1年次5月から7月にかけて、グループごとに1週間ずつ、付属幼稚園で実習をします。この早い段階での実習は、机上で学ぶ理論を現場で身体ごと体感することができ、これから始めていく子ども理解と保育者の仕事についての学びをより鮮明にしていきます。つまり、保育者になることへの意欲を明確にし、向上させていくことになるのです。また、保育の主体は子どもです。子ども抜きにして保育は語れません。最初に“子ども”を中心に据えた保育を実体感をもって学ぶのです。そこに、本学が付属幼稚園をもつ意義と、質の高い保育者を養成していきたいという意気込みがあるのです。

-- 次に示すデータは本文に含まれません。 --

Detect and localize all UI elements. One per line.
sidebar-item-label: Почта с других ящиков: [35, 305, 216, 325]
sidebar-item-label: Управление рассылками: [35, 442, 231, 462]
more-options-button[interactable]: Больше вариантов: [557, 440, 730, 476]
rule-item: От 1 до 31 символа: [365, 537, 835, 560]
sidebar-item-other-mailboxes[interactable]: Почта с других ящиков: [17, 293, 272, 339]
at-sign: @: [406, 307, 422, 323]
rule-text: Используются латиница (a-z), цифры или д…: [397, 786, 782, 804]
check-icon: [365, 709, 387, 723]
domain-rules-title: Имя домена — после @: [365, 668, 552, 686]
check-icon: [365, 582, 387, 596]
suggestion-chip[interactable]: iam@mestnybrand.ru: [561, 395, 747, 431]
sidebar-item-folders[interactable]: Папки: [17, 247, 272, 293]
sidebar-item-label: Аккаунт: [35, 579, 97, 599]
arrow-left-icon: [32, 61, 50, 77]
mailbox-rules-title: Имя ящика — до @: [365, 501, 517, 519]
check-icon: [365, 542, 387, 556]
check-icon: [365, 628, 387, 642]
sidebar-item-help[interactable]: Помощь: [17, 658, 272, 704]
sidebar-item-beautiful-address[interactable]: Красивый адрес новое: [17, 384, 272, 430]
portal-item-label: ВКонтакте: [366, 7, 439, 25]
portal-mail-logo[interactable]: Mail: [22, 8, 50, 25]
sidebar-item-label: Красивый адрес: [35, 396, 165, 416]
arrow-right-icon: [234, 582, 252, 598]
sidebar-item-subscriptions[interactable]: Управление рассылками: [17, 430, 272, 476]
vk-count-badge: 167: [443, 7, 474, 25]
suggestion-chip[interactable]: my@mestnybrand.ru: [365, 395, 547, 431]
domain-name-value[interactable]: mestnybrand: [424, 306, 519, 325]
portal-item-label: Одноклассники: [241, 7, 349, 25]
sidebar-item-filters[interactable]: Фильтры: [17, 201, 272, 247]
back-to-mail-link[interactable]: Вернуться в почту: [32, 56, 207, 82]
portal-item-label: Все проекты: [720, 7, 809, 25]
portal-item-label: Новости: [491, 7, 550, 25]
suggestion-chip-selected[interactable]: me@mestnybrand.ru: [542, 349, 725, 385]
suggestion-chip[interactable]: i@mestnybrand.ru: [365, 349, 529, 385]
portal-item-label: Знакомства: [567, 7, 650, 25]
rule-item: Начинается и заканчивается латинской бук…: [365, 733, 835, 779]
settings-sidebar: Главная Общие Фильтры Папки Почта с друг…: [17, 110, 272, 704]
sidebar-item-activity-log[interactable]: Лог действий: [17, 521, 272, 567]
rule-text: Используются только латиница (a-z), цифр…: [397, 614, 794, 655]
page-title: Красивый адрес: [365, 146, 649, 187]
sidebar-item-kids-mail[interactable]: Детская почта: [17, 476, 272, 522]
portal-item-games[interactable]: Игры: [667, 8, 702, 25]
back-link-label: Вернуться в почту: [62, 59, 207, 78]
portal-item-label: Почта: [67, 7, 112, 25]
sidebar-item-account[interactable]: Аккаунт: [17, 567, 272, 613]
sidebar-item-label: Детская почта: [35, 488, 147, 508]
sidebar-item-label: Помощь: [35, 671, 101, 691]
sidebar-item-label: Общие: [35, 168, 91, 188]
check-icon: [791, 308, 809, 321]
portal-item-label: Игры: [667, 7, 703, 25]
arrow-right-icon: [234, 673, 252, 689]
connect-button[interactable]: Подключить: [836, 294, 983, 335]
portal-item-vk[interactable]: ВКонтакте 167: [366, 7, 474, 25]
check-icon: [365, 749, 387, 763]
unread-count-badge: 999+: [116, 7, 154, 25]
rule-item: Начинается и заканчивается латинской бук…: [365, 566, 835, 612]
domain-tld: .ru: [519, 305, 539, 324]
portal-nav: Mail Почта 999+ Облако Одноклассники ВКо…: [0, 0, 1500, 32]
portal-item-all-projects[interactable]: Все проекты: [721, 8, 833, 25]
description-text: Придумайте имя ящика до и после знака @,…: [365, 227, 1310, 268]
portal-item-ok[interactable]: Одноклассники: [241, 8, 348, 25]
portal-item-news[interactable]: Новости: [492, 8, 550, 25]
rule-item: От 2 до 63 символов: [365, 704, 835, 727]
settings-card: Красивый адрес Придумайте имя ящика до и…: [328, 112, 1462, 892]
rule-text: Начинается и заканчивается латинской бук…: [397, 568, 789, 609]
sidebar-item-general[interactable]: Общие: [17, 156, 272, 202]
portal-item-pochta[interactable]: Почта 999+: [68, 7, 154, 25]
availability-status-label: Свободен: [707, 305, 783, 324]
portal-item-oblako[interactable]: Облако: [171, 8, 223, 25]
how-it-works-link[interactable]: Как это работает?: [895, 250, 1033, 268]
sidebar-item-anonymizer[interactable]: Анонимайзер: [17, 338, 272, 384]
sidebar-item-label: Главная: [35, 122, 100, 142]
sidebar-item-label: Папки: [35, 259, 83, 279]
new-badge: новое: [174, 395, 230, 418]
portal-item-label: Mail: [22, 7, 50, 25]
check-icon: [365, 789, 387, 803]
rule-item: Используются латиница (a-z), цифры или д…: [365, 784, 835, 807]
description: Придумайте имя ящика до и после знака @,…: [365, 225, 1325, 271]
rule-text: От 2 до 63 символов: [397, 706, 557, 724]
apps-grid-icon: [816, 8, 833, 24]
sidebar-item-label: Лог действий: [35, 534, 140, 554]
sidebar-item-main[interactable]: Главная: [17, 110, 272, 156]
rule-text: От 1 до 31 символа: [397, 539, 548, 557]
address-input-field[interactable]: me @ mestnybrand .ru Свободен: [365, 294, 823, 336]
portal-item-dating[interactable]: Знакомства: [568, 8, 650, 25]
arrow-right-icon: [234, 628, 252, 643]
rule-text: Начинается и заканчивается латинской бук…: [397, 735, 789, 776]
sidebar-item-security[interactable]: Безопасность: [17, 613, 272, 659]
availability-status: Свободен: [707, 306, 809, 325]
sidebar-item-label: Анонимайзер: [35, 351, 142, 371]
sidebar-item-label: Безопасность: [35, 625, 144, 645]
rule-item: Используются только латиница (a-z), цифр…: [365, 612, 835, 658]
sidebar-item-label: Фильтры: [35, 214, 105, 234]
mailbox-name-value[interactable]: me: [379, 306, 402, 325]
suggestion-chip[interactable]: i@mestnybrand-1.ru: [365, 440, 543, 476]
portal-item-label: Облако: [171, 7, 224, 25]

まずは、子どもの中に入って、子どもとともに、子どもから学んでみましょう。
2年次では、6月に3週間の実習を行います。実習先は、短大指定園、出身園、自己開拓園という3つの方法で学生自身が希望する園で行います。これまで授業で身につけた保育の理論、技術を実際の現場で試すのです。保育の計画から環境準備、子どもとの関わりや援助の実際、保育後の記録や整理など、一日の保育のすべてを一人の幼稚園教諭として行う責任実習が中心となります。この3週間の幼稚園実習は、保育という専門技術を磨くことにとどまらず、一人の人間としての自分と向き合う貴重な機会となっています。
実習が終わると、グループディスカッションを通してお互いの体験を語り合い、それぞれの課題を明らかにしながら、失敗したことや学んだことを新たな糧にしていきます。
この振り返りの時を大切にしながら、1年生に対しては報告会を開催し、2年生が心と身体で学んだことを“生きた学び”として後輩たちに伝えていきます。一個人の体験から、横にも縦にも学びと共感の輪を広げ、保育者になる夢を共有する者同士で、高め合う会となっています。